There are lots of phishing scams in which you receive a very official-looking email supposedly from your bank. That bogus mail will ask you to enter your SS number in order to access your bank account. Some identity thieves will even ask you to provide the number over the phone. Don’t fall for it.

Never give your Social Security number to anyone unless you are certain of who they are, and that they have a legitimate need for your number. And even then, don’t give it out unless you can enter it into a form yourself. Additionally, shred any documents you discard that list your number. Do not carry your Social Security card or number with you.

Use a strong password on all of your accounts and devices, so that your Social Security number and other personally identifiable information (PII) cannot be easily hacked. Two-step verification, which requires the entry of your password followed by a one-time code sent to your mobile phone, offers even more protection.

Who can require your number?

Some entities really do need access to your Social Security number. Banks, for instance, need it to open an account. You must provide it to your state’s department of revenue and the IRS when filing tax documents or payments. Employers need it to make sure that your tax withholdings get credited to the correct account, while government agencies require it to provide benefits, including unemployment, Medicaid, Medicare, and, of course, Social Security. And thanks to the USA PATRIOT Act, your state’s department of motor vehicles also has a legitimate need to know your number.
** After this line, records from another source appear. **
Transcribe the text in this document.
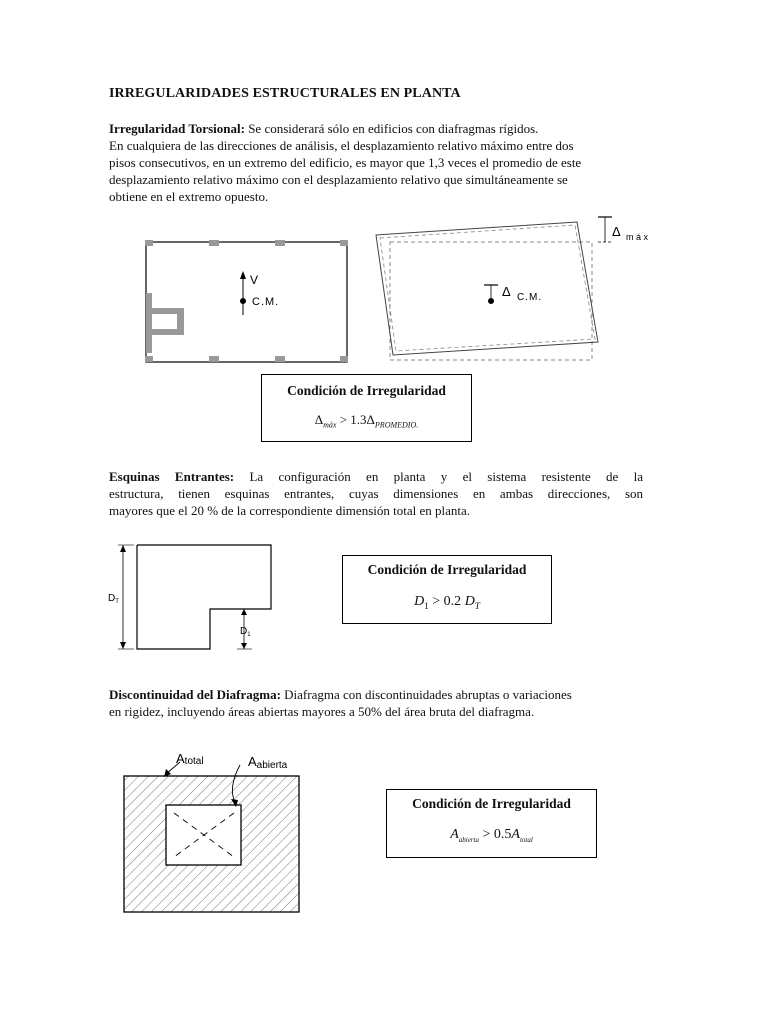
IRREGULARIDADES ESTRUCTURALES EN PLANTA
Irregularidad Torsional: Se considerará sólo en edificios con diafragmas rígidos.
En cualquiera de las direcciones de análisis, el desplazamiento relativo máximo entre dos
pisos consecutivos, en un extremo del edificio, es mayor que 1,3 veces el promedio de este
desplazamiento relativo máximo con el desplazamiento relativo que simultáneamente se
obtiene en el extremo opuesto.
V
C.M.
Δ m á x
Δ C.M.
Condición de Irregularidad
$\Delta_{máx} > 1.3\Delta_{PROMEDIO.}$
Esquinas Entrantes: La configuración en planta y el sistema resistente de la
estructura, tienen esquinas entrantes, cuyas dimensiones en ambas direcciones, son
mayores que el 20 % de la correspondiente dimensión total en planta.
$D_T$
$D_1$
Condición de Irregularidad
$D_1 > 0.2$ $D_T$
Discontinuidad del Diafragma: Diafragma con discontinuidades abruptas o variaciones
en rigidez, incluyendo áreas abiertas mayores a 50% del área bruta del diafragma.
Atotal	Aabierta
Condición de Irregularidad
$A_{abierta} > 0.5A_{total}$
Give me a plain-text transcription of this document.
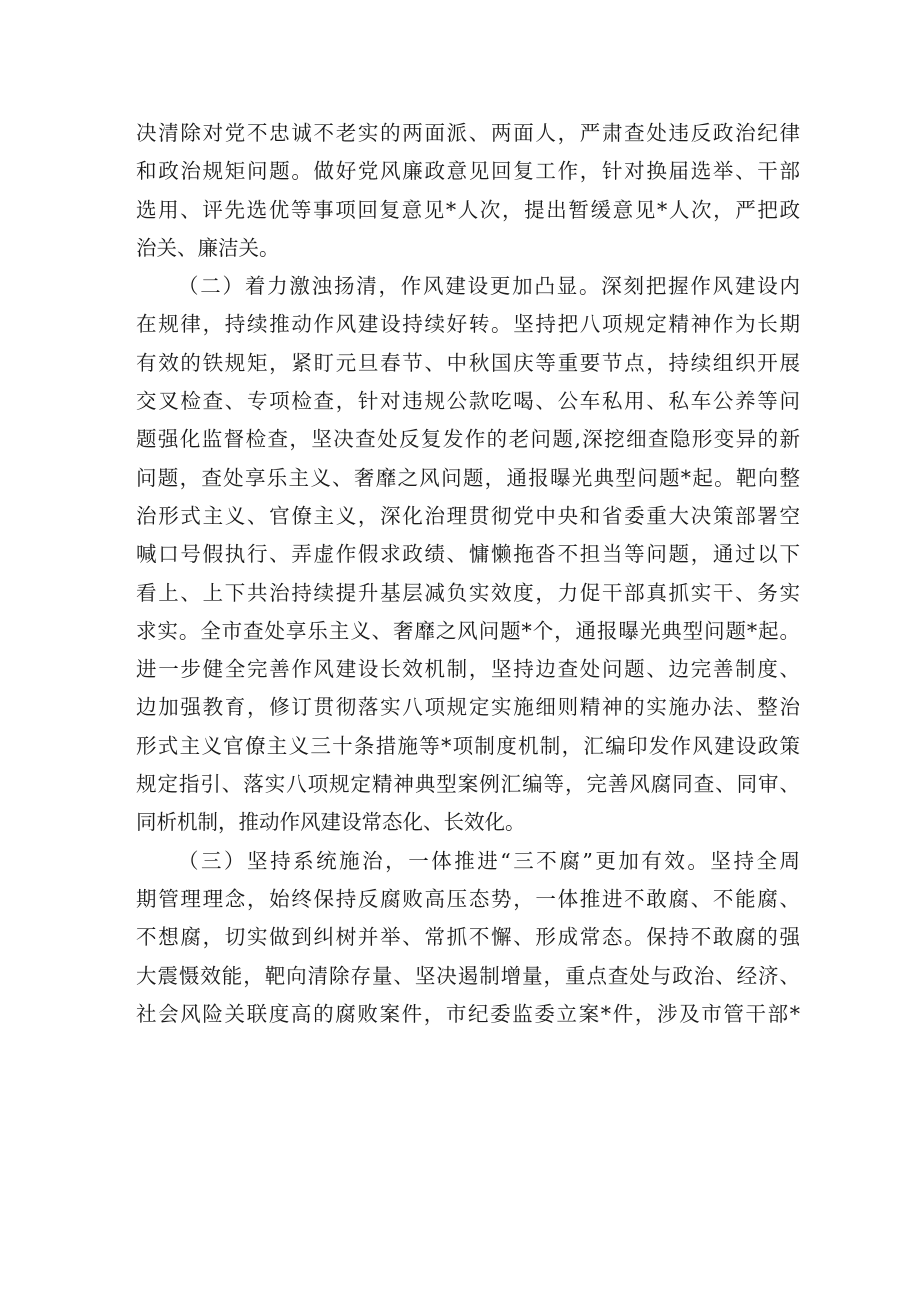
决清除对党不忠诚不老实的两面派、两面人，严肃查处违反政治纪律
和政治规矩问题。做好党风廉政意见回复工作，针对换届选举、干部
选用、评先选优等事项回复意见*人次，提出暂缓意见*人次，严把政
治关、廉洁关。
（二）着力激浊扬清，作风建设更加凸显。深刻把握作风建设内
在规律，持续推动作风建设持续好转。坚持把八项规定精神作为长期
有效的铁规矩，紧盯元旦春节、中秋国庆等重要节点，持续组织开展
交叉检查、专项检查，针对违规公款吃喝、公车私用、私车公养等问
题强化监督检查，坚决查处反复发作的老问题,深挖细查隐形变异的新
问题，查处享乐主义、奢靡之风问题，通报曝光典型问题*起。靶向整
治形式主义、官僚主义，深化治理贯彻党中央和省委重大决策部署空
喊口号假执行、弄虚作假求政绩、慵懒拖沓不担当等问题，通过以下
看上、上下共治持续提升基层减负实效度，力促干部真抓实干、务实
求实。全市查处享乐主义、奢靡之风问题*个，通报曝光典型问题*起。
进一步健全完善作风建设长效机制，坚持边查处问题、边完善制度、
边加强教育，修订贯彻落实八项规定实施细则精神的实施办法、整治
形式主义官僚主义三十条措施等*项制度机制，汇编印发作风建设政策
规定指引、落实八项规定精神典型案例汇编等，完善风腐同查、同审、
同析机制，推动作风建设常态化、长效化。
（三）坚持系统施治，一体推进“三不腐”更加有效。坚持全周
期管理理念，始终保持反腐败高压态势，一体推进不敢腐、不能腐、
不想腐，切实做到纠树并举、常抓不懈、形成常态。保持不敢腐的强
大震慑效能，靶向清除存量、坚决遏制增量，重点查处与政治、经济、
社会风险关联度高的腐败案件，市纪委监委立案*件，涉及市管干部*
Beyond those entities discussed above – which can legally require your Social Security number – there are a host of other people, businesses, and agencies who regularly ask for it. For example, schools, insurers, and utility companies frequently request your number. Potential employers and landlords may ask for it so that they can perform background checks; similarly, creditors want it so they can check your credit rating.

Dealing with an identity theft issue? Get help from a local, experienced attorney

The thing to remember is that anyone can ask you for your Social Security number, but it is up to you to choose to give it. If you refuse, you may be denied something you are seeking, such as a job or an apartment, but you can’t be forced to divulge your number. Healthcare providers routinely ask for it, but you are not required by law to provide it to them.

How to avoid giving your number out

Being knowledgeable about when you can be required to provide your Social Security number is important. If someone asks for it but has no legal right to it, you can point out that they can’t require it. If you are considering complying, ask why the number is being requested. You can point out that it is possible to perform a background check without the number. Find out about what requestor’s privacy policy, asking how your number will be used and with whom it will be shared. Also ask how it will be stored and protected from hackers. When filling out forms, the easiest way to deal with a non-mandatory request for your Social Security number is to leave that part of the document blank. The absence of the number generally will go unchallenged.

Stay informed

Even if you’re diligent about safeguarding your Social Security number, you should check your financial accounts regularly and sign up for alerts that inform you of changes or withdrawals. You should also check your credit report at least once a year, verifying that all the accounts it lists are ones you opened. Use AnnualCreditReport.com, which is authorized by the federal government to provide you with a free annual credit report from each of the three major credit reporting agencies; by requesting a report from just one agency at time, you can check your credit report at no cost three times a year.

In addition, you should consider setting up a security freeze on your credit report. The freeze will prevent new accounts from being opened in your name unless your identity is proven.

Pay for protection

If you’re still worried that your Social Security number might be stolen, you can sign up for a monitoring program, which will alert you immediately if any suspicious activity is detected on your credit report. A number of companies offer such services and the prices vary considerably, so do your homework.